Training of machine learning systems takes time, and requires rote learning, parameter adjustment, macro-operators, chunking, explanation-based learning, clustering, mistake correction, case recording, multiple model management, back propagation, and the previously mentioned algorithms.
Machine learning can be included in the demonstrational programming ideal, where an end-user development technique is created by teaching a computer about new behaviours based on concrete examples.
Applications of machine learning include, but are not limited to, syntactic pattern recognition, structure health monitoring, bioinformatics, bank fraud detection, online advertising, and so on.
Some commonly used applications today are personal assistants (such as Google Now, Microsoft Cortana or Apple Siri), Google’s driverless car and governmental surveillance systems.

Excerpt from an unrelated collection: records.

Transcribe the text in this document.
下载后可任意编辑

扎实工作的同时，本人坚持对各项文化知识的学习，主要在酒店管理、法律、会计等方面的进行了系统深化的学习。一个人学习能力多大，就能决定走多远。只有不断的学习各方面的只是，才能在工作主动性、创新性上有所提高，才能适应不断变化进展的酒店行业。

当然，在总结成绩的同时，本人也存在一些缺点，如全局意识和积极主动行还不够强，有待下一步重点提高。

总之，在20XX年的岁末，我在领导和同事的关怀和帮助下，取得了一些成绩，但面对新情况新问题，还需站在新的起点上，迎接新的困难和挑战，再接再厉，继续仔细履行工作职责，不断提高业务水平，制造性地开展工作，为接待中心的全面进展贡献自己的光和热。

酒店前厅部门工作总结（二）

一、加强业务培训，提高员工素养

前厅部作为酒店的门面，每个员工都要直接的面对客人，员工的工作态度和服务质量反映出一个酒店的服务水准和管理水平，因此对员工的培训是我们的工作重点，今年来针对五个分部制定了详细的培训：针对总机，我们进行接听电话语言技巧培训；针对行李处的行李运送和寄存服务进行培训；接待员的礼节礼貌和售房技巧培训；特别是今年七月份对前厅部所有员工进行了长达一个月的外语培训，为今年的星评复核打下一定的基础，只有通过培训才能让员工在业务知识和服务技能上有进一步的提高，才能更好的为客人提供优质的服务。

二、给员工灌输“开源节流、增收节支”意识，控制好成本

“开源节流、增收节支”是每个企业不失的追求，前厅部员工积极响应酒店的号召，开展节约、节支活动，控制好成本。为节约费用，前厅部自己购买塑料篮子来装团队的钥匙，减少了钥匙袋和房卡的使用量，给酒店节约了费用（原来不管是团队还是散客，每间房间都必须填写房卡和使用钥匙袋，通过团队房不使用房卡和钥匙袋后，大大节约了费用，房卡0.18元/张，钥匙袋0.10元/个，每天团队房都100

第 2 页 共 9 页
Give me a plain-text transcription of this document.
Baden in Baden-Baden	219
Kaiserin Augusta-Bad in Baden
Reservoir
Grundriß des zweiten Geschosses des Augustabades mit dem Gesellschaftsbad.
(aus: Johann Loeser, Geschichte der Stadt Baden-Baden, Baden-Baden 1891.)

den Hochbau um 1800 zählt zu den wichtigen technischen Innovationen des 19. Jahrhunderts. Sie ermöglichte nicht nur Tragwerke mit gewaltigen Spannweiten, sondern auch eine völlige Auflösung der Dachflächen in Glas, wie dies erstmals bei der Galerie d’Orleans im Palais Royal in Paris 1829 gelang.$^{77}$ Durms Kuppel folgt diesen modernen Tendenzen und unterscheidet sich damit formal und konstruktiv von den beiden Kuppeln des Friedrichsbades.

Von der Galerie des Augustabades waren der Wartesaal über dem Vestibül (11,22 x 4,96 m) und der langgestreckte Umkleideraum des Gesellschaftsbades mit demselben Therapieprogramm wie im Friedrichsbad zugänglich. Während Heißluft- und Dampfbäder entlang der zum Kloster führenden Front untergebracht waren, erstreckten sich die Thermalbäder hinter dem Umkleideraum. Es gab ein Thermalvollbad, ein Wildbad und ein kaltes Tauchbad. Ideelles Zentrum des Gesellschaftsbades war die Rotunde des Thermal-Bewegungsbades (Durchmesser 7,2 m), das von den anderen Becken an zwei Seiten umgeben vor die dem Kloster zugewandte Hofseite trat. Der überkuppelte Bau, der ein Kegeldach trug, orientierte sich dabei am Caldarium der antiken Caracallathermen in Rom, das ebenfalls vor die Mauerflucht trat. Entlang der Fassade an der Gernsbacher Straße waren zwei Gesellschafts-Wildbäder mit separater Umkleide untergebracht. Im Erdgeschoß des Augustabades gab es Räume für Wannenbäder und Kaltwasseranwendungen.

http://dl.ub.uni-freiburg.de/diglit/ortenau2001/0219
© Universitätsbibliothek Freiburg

All in all, the AI machine learning market is one where trillions of dollars will be made. For example, according to BCC Research and Siemens, the machine learning digital assistant market alone is expected to reach a market value of $41bn by 2024, up from $6bn in 2014.
The same sort of values repeat themselves in expert systems, autonomous robots, embedded systems and neurocomputers that use machine learning to carry out that functions.
Growth rates are also expected to accelerate across all five machine learning verticals.. Between 2014 and 2019, the median yearly growth rate is set to be 20.8%. Between 2019 and 2024, this will increase to a median of 22.8%.